The STEVIN project SoNaR aims to build a 500-million word balanced reference corpus for contemporary (1954-present) written Dutch. Besides comprising no less than 38 text types, the corpus will also be balanced according to the number of speakers in Dutch-speaking regions, one-third of the texts coming from Flanders, and two-thirds from the Netherlands. Not only texts from the more conventional text types will be gathered such as newspapers, reports, etcetera, but also data coming from new media such as chat, SMS, internet fora and email. A very important aspect of the SoNaR project is that for all text material included, Intellectual Property Rights (IPR) are settled, so as to guarantee a widespread availability.

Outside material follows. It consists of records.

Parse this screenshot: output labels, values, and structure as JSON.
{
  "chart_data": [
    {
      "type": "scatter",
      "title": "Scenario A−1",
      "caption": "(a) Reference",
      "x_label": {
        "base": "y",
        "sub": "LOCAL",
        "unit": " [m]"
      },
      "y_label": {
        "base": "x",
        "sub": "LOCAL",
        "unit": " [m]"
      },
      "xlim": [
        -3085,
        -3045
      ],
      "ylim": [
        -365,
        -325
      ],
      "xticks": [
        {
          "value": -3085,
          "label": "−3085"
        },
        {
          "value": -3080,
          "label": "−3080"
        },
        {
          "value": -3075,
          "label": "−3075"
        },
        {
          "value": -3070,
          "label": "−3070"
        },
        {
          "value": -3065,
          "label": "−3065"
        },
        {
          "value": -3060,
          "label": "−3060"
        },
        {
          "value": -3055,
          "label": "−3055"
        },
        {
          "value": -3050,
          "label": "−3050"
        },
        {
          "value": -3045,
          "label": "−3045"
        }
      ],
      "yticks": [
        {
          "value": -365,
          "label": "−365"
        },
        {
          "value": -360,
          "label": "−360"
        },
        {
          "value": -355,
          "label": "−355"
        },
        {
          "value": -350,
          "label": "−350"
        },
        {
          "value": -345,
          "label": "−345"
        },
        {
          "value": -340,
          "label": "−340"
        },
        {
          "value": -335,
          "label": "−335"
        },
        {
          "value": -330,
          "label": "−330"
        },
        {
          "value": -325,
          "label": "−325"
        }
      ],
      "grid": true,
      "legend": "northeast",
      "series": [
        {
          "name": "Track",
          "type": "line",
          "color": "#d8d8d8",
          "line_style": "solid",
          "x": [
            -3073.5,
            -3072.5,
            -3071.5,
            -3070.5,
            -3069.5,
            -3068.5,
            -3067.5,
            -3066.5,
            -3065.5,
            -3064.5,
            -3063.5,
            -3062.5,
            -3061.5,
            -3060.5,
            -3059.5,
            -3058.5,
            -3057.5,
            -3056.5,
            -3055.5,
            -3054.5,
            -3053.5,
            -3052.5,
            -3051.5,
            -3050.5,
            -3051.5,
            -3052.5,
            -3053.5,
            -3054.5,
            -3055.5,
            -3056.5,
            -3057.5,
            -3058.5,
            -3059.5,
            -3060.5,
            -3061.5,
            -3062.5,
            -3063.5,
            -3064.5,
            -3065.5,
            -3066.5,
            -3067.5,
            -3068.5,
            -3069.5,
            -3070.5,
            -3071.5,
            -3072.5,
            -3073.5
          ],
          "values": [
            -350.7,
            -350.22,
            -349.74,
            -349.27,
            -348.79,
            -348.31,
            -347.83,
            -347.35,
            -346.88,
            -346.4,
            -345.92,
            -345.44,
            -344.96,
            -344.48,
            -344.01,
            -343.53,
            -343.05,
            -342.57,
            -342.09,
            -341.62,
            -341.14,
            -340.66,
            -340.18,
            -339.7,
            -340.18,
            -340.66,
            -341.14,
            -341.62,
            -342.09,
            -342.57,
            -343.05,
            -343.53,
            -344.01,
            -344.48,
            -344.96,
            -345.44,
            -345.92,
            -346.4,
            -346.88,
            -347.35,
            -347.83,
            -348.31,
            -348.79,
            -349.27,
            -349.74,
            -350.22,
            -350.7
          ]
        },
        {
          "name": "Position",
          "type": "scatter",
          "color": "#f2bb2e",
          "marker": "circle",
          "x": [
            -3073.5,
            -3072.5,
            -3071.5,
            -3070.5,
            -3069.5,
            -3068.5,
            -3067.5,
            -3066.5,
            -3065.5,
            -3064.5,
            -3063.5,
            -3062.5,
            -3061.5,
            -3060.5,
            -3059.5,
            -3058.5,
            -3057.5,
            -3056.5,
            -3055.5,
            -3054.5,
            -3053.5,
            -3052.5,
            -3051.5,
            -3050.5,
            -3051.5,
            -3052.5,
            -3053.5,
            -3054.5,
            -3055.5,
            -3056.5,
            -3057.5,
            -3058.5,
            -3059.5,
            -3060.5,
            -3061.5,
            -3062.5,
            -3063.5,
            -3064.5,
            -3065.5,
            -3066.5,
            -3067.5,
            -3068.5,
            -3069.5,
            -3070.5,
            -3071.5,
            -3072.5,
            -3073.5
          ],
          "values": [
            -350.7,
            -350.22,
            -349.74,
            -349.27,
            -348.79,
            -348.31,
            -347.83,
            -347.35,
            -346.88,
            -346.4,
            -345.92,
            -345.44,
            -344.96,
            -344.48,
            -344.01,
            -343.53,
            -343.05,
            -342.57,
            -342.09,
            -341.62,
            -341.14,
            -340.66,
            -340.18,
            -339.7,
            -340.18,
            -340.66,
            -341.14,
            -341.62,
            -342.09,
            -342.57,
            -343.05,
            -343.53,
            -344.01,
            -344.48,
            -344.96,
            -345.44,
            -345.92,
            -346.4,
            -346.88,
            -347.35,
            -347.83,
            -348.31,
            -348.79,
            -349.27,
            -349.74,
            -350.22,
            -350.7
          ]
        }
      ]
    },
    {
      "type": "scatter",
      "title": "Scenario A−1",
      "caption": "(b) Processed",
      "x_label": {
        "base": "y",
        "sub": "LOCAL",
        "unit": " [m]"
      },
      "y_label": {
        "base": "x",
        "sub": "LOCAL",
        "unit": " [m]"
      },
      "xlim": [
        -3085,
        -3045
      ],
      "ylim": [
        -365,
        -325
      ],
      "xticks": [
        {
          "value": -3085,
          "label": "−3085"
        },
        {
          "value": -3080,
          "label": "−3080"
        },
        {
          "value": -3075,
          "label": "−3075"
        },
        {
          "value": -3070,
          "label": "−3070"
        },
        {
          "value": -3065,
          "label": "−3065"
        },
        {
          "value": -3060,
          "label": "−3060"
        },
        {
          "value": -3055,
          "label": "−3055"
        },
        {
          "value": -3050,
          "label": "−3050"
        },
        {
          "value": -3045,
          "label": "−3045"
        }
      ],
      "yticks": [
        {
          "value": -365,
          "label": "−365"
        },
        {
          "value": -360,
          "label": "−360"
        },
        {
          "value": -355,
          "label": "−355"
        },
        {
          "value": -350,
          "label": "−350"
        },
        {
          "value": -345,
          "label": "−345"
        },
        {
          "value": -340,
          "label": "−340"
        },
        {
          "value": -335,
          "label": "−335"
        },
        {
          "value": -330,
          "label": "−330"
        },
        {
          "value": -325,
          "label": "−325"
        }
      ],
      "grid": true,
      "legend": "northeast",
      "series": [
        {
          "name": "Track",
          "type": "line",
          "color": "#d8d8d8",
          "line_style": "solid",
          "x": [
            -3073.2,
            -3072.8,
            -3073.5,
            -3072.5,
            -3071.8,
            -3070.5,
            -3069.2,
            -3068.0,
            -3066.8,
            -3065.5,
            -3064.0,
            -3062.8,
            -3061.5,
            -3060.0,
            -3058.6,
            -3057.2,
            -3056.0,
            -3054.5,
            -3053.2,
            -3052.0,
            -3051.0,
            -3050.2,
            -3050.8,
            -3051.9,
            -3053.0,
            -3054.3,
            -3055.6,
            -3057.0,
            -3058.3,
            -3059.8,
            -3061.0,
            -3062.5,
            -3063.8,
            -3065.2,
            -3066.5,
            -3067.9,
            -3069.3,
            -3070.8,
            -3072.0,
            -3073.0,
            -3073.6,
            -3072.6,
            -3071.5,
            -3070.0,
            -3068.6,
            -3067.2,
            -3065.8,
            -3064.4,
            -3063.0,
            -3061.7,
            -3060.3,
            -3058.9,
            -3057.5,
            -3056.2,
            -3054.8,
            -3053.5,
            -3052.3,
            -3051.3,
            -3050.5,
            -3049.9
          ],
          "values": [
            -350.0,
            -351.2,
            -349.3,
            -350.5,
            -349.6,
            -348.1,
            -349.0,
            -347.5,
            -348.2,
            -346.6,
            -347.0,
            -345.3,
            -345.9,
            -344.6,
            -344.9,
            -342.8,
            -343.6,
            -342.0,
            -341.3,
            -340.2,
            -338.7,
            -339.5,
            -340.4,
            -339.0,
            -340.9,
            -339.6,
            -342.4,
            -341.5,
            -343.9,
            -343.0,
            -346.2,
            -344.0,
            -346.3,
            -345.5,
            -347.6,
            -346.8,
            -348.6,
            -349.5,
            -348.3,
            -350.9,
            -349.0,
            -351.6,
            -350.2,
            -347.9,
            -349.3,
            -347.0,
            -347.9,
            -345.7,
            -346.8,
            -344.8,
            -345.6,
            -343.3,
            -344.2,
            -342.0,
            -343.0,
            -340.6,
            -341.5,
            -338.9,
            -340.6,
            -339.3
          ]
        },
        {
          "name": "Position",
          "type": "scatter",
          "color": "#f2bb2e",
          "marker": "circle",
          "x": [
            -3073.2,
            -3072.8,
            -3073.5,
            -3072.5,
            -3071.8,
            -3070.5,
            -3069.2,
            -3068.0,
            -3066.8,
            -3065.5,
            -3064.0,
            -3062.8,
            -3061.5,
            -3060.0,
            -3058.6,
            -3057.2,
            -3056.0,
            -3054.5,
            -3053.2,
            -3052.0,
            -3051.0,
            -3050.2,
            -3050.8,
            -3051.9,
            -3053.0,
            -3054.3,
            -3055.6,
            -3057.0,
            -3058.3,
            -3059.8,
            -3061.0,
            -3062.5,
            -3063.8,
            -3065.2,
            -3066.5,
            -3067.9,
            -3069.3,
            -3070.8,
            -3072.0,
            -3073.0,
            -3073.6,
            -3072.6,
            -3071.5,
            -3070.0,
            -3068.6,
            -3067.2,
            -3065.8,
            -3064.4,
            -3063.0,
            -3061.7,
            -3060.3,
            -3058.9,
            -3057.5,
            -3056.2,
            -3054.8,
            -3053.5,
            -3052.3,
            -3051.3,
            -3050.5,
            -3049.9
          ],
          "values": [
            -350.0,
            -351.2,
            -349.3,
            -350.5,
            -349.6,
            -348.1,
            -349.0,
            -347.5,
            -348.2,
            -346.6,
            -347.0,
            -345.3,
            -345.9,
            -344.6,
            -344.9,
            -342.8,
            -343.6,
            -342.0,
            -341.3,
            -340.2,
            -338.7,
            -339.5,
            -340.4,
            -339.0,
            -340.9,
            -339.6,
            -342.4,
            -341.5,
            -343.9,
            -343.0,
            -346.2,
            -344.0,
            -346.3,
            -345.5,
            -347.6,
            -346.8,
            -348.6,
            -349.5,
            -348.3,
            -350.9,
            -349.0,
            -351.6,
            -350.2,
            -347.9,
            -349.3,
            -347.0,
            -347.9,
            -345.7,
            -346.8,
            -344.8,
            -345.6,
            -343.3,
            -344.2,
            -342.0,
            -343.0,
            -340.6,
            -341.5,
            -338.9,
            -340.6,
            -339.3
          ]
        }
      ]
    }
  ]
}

We are always looking for more people interested in donating text material to the SoNaR-corpus. This can be done using WINKLE or by contacting Orphée De Clercq. Many people and organizations have gone before you and donated text material for which we are very grateful (you can find an overview here ). Some Frequently Asked Questions are answered in this document (in Dutch).
- Currently we are also looking for people willing to donate text messages. More instructions on how you can help SoNaR can be found on: www.sonarproject.be (in Dutch).
Semantic Annotation of 1MW
Within the SoNaR corpus, a core corpus of 1 million words is manually annotated with four semantic layers:
- Named Entities
- Coreference Relations
- Spatio-Temporal Relations
- Semantic Roles